Однако эта радостная догадка погасла, так как я тут же сообразил, что она справедлива, только если за мной наблюдает Неподвижный Посторонний Наблюдатель.
Судя по всему, умирать придется в сознании, что Его нет…
— Кого винить в моем неверии: папу или маму? А может, коммунистов?
5. Ищу себе личину
А вдруг удастся поверить?
Одна только проблема: страх, что очередная попытка обрести веру и ощутить уют окажется очередной пустышкой. Став словом, очередной минимонстр сознания ужалит сам себя и исчезнет, а мне снова будет больно — как не раз уже бывало.
Чем высказаться и проиграть, не лучше ли молчать, мечтая, что выигрыш волшебным образом окажется в кармане?
Однако Искателю Веры уже надоела привычная игра в психологические прятки.

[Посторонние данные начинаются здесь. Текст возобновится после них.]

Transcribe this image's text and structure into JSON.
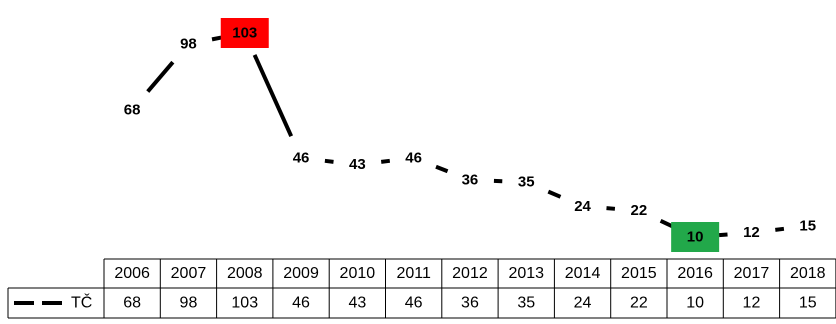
{
  "chart_data": {
    "type": "line",
    "categories": [
      "2006",
      "2007",
      "2008",
      "2009",
      "2010",
      "2011",
      "2012",
      "2013",
      "2014",
      "2015",
      "2016",
      "2017",
      "2018"
    ],
    "series": [
      {
        "name": "TČ",
        "values": [
          68,
          98,
          103,
          46,
          43,
          46,
          36,
          35,
          24,
          22,
          10,
          12,
          15
        ],
        "color": "#000000",
        "line_style": "dashed"
      }
    ],
    "highlights": [
      {
        "category": "2008",
        "color": "#ff0000"
      },
      {
        "category": "2016",
        "color": "#22a84a"
      }
    ],
    "data_table": true,
    "grid": false,
    "legend": "in data table"
  }
}
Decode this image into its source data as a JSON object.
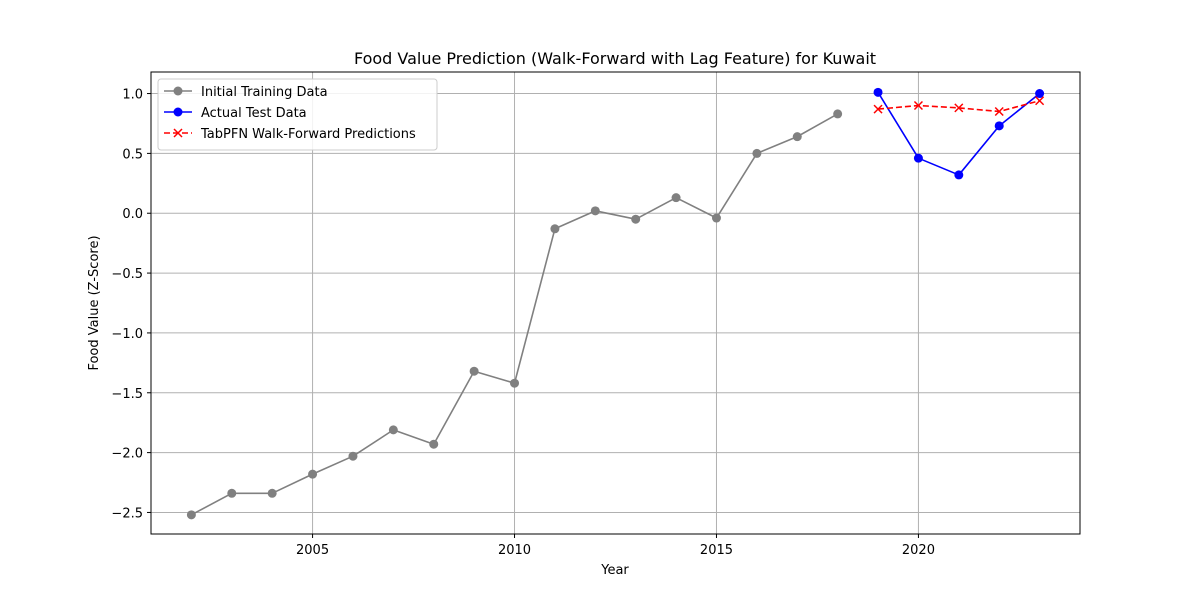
{
  "chart_data": {
    "type": "line",
    "title": "Food Value Prediction (Walk-Forward with Lag Feature) for Kuwait",
    "xlabel": "Year",
    "ylabel": "Food Value (Z-Score)",
    "xlim": [
      2001,
      2024
    ],
    "ylim": [
      -2.68,
      1.18
    ],
    "x_ticks": [
      2005,
      2010,
      2015,
      2020
    ],
    "y_ticks": [
      1.0,
      0.5,
      0.0,
      -0.5,
      -1.0,
      -1.5,
      -2.0,
      -2.5
    ],
    "x_tick_labels": [
      "2005",
      "2010",
      "2015",
      "2020"
    ],
    "y_tick_labels": [
      "1.0",
      "0.5",
      "0.0",
      "−0.5",
      "−1.0",
      "−1.5",
      "−2.0",
      "−2.5"
    ],
    "grid": true,
    "legend_position": "upper-left",
    "series": [
      {
        "name": "Initial Training Data",
        "color": "#808080",
        "marker": "circle",
        "line_style": "solid",
        "x": [
          2002,
          2003,
          2004,
          2005,
          2006,
          2007,
          2008,
          2009,
          2010,
          2011,
          2012,
          2013,
          2014,
          2015,
          2016,
          2017,
          2018
        ],
        "values": [
          -2.52,
          -2.34,
          -2.34,
          -2.18,
          -2.03,
          -1.81,
          -1.93,
          -1.32,
          -1.42,
          -0.13,
          0.02,
          -0.05,
          0.13,
          -0.04,
          0.5,
          0.64,
          0.83
        ]
      },
      {
        "name": "Actual Test Data",
        "color": "#0000ff",
        "marker": "circle",
        "line_style": "solid",
        "x": [
          2019,
          2020,
          2021,
          2022,
          2023
        ],
        "values": [
          1.01,
          0.46,
          0.32,
          0.73,
          1.0
        ]
      },
      {
        "name": "TabPFN Walk-Forward Predictions",
        "color": "#ff0000",
        "marker": "x",
        "line_style": "dashed",
        "x": [
          2019,
          2020,
          2021,
          2022,
          2023
        ],
        "values": [
          0.87,
          0.9,
          0.88,
          0.85,
          0.94
        ]
      }
    ]
  }
}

Ладно, последний раз в жизни примерю к себе трагическое обличье праведника, поверившего в свою веру.
Вот он смотрит взглядом, о котором я вспоминаю, что такой же взгляд был у матери, качавшей колыбель с умершим ребенком и певшей ему колыбельную песню, веря, что он спит.
В каком-то музее я видел такую картину, а теперь уверен, что слышал и песню.
Только вот обличье тронувшегося праведника мне решительно не подходит.
Я буду избавляться от всех возможных своих личин, потому что хочу увидеть ту, от которой избавиться невозможно.
С ней-то я и мечтаю встретиться лицом к лицу, пусть даже и впрямь окажется, что я высмотрел в себе глаз акулы.
6. Я — живой компьютер или пешка в смертельной игре?
Я было написал: что есть мой ум как не машина времени?